In short, it resembles a Ponzi scheme where money taken from new investors is used to pay off existing clients in an ever-decreasing spiral to collapse. It is even how the sober pages of the Economist sees it.

George Magnus, an associate at the China Centre at the University of Oxford, said the Chinese market was not quite a classic Ponzi scheme in the style of Bernie Madoff’s notorious scam that was exposed after the global financial crisis, but it was very similar.

“Developers raise huge amounts money from customers to basically fund the purchase of the next construction projects. This continues on and on before it has got to the size it has,” Magnus said. “It’s not strictly a Ponzi in the asset management sense, the Madoff style, but they’re essentially using clients’ money to fund the next project, so yes, it’s the standard definition of what that means.”

Source: A Ponzi scheme by any other name. The bursting of China’s property bubble

Verdict

For better or for worse, RIO’s fortunes are tied to a commodity which we believe will be one of the worst, if not the worst, in the space. China’s housing implosion is just in its second innings and whether bail-outs occur or not, you can rest assured that there is zero appetite to add huge amounts of inventory to the problem.

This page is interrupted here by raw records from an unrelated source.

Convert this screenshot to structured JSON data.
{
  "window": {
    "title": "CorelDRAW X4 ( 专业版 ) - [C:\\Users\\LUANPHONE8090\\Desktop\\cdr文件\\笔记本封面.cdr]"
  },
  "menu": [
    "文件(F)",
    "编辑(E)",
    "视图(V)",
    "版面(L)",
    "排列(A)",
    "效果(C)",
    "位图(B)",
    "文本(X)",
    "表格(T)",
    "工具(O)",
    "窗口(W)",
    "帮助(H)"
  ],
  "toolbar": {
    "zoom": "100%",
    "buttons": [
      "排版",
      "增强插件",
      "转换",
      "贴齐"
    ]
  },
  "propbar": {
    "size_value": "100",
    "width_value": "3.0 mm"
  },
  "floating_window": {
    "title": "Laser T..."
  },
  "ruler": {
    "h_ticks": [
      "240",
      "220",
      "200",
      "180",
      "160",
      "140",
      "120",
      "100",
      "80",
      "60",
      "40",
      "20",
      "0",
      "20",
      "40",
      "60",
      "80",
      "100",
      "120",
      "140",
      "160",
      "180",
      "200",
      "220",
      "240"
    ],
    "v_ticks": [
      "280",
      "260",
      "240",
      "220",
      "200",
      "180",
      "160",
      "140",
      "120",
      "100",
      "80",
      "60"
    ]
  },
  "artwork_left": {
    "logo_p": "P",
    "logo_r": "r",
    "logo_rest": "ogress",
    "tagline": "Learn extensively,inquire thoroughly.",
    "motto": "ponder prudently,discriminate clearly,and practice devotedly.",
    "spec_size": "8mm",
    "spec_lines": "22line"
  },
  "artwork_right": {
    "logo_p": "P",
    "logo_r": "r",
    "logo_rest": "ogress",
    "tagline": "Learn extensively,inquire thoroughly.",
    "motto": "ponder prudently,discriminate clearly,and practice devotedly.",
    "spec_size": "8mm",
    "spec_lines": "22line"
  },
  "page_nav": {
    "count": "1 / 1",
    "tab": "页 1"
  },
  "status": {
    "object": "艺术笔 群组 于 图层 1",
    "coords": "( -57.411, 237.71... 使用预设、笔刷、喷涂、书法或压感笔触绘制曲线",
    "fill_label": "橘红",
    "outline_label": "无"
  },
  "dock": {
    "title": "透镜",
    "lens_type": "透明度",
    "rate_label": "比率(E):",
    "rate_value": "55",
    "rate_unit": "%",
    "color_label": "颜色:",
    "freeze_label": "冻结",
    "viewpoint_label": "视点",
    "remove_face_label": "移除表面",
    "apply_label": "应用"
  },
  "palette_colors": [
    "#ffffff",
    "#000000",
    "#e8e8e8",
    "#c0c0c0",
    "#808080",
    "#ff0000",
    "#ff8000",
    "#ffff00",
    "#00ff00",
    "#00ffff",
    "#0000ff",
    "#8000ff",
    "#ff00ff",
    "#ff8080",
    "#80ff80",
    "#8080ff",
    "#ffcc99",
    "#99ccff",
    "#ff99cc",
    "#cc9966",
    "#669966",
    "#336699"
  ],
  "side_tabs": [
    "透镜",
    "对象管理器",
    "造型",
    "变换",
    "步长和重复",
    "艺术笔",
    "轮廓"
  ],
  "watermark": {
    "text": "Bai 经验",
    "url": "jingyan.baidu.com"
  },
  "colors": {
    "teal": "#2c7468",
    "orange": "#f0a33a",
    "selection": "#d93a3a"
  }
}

Here is the proof.

In July, new construction starts by floor area fell at the fastest pace since January-February 2013 – down 45.4% – after a 45% slump in June.

In January-July, new construction starts tumbled 36%, extending from a 34.4% drop in the first half.

Source: China New Construction Starts Sink to Almost 10-Year Low

Even outside China, across the world, the very sharp move in interest rates is slowing housing development. In such a synchronized slowdown, we would expect iron ore to drop until a good deal of mines is uneconomical. That is where the problem lies as well. BHP Group Limited (BHP), Vale S.A. (VALE) and RIO, the three largest producers, all have mines that run with very low cash costs. We estimate that at a price of $40 per Tonne, production would drop only 20%.

Rio Tinto vs BHP vs VALE production

Wood Mackenzie

Realistically, we would calculate that demand for iron ore will drop by at least 30%, just from China’s property bubble fallout. So the price repercussions will surprise, on the downside. We love Rio’s balance sheet, and we think it is one of the better capital allocators in the business, but it is fighting a war it really cannot win. The dividends are currently attractive, but we expect them to eventually (please don’t read that as next quarter) fall below the run-rate of 2016 ($1.52 per share). That would amount to a sub 3% yield at current prices. We rate the shares a sell and would look for $40 in the next 12 months.

Please note that this is not financial advice. It may seem like it, sound like it, but surprisingly, it is not. Investors are expected to do their own due diligence and consult with a professional who knows their objectives and constraints.